Scattering from an elastic shell and a doubly infinite fluid–solid interface with random surface roughness

Abstract

A null field T-matrix formalism similar to that of Kristensson and Strom [J. Acoust. Soc. Am. 64, 917–936 (1978)], is used to obtain a formal solution for scattering from a stationary elastic shell immersed in a homogeneous and isotropic fluid half-space and in the vicinity of a doubly infinite fluid–solid interface with random surface roughness. The full elastic tensor boundary conditions are applied at each fluid–solid interface and equations that follow from the application of the Helmholtz–Kirchhoff integral and the null hypothesis to the various regions are used to construct the T matrix for the shell-interface system and the free-field T matrices for the elastic shell and the randomly rough fluid–solid interface.

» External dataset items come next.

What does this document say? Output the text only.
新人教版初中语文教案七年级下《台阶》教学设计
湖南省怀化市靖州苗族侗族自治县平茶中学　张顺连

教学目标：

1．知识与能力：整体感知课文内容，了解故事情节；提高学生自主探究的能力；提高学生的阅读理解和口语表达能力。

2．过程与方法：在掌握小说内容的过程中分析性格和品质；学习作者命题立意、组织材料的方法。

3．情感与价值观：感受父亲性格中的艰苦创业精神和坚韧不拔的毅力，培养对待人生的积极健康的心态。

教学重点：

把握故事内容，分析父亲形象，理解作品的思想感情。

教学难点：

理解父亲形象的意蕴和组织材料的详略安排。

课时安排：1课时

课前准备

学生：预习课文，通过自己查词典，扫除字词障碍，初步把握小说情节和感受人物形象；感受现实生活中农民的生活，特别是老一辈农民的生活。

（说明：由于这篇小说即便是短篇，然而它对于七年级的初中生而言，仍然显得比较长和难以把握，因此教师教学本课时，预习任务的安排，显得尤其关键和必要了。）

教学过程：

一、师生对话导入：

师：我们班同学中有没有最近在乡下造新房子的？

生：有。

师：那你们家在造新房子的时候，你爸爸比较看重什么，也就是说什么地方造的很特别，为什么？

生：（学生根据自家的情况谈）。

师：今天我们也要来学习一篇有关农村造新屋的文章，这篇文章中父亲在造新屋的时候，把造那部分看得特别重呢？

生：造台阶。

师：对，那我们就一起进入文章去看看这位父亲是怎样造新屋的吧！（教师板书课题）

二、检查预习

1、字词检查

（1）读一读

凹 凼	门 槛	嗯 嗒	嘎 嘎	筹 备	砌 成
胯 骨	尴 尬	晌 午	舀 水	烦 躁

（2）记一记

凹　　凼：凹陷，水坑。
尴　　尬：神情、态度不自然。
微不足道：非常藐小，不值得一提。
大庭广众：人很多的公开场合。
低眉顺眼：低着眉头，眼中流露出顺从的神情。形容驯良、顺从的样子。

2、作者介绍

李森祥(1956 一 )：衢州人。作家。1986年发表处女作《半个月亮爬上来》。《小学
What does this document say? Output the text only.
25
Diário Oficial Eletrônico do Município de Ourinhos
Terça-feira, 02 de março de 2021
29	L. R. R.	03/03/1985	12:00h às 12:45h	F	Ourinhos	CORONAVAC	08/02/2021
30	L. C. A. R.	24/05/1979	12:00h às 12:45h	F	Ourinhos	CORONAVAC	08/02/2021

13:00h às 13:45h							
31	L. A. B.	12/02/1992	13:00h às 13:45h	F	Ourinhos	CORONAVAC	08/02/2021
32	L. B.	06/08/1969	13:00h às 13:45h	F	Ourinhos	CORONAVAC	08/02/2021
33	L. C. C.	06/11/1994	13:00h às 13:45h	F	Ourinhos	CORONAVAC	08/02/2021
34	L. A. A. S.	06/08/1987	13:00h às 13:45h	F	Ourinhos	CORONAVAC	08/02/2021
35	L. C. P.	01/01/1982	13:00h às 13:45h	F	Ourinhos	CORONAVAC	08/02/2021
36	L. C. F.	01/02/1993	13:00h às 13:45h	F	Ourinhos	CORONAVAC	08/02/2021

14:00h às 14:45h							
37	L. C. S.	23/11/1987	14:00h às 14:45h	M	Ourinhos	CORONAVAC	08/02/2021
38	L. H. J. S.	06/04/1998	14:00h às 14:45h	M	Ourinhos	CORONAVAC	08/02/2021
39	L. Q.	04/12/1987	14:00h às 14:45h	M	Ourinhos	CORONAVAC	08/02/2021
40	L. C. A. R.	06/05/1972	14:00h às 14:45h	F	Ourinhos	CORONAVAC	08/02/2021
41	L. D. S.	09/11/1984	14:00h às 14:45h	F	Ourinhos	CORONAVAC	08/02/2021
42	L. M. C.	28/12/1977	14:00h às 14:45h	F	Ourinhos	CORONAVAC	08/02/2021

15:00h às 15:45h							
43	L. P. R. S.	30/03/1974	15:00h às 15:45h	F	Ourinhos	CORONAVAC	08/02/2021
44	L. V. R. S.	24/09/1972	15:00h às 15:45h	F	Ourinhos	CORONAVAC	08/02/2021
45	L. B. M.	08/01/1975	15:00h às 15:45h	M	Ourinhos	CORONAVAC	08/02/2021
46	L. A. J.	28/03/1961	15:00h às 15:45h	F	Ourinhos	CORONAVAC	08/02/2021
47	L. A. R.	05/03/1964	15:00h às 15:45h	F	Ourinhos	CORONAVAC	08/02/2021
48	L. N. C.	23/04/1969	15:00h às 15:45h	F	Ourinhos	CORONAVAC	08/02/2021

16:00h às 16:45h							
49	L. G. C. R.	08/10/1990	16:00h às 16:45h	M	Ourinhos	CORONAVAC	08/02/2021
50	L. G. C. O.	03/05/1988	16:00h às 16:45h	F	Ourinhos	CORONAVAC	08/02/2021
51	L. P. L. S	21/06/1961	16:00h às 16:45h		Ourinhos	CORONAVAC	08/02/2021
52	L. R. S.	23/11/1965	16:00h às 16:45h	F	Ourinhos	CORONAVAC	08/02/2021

Spherical basis functions are used to construct the conventional free-field T matrix for the elastic shell. However, rectangular vector basis functions are used to construct a formal representation of the T matrix for the randomly rough fluid–solid interface. The free-field T matrices are introduced into the Helmholtz–Kirchhoff and the null field equations for the shell-interface system and it is shown that the T matrix for the system is simply related to the free-field T matrices for the shell and the randomly rough fluid–solid interface. Therefore, a perturbation theory T matrix for the randomly rough surface can be introduced in a relatively simple manner. An explicit representation for the scattered pressure field in the fluid is constructed. It is also shown that the formalism contains multiple-scattering effects between the surface and the shell and also on the rough interface.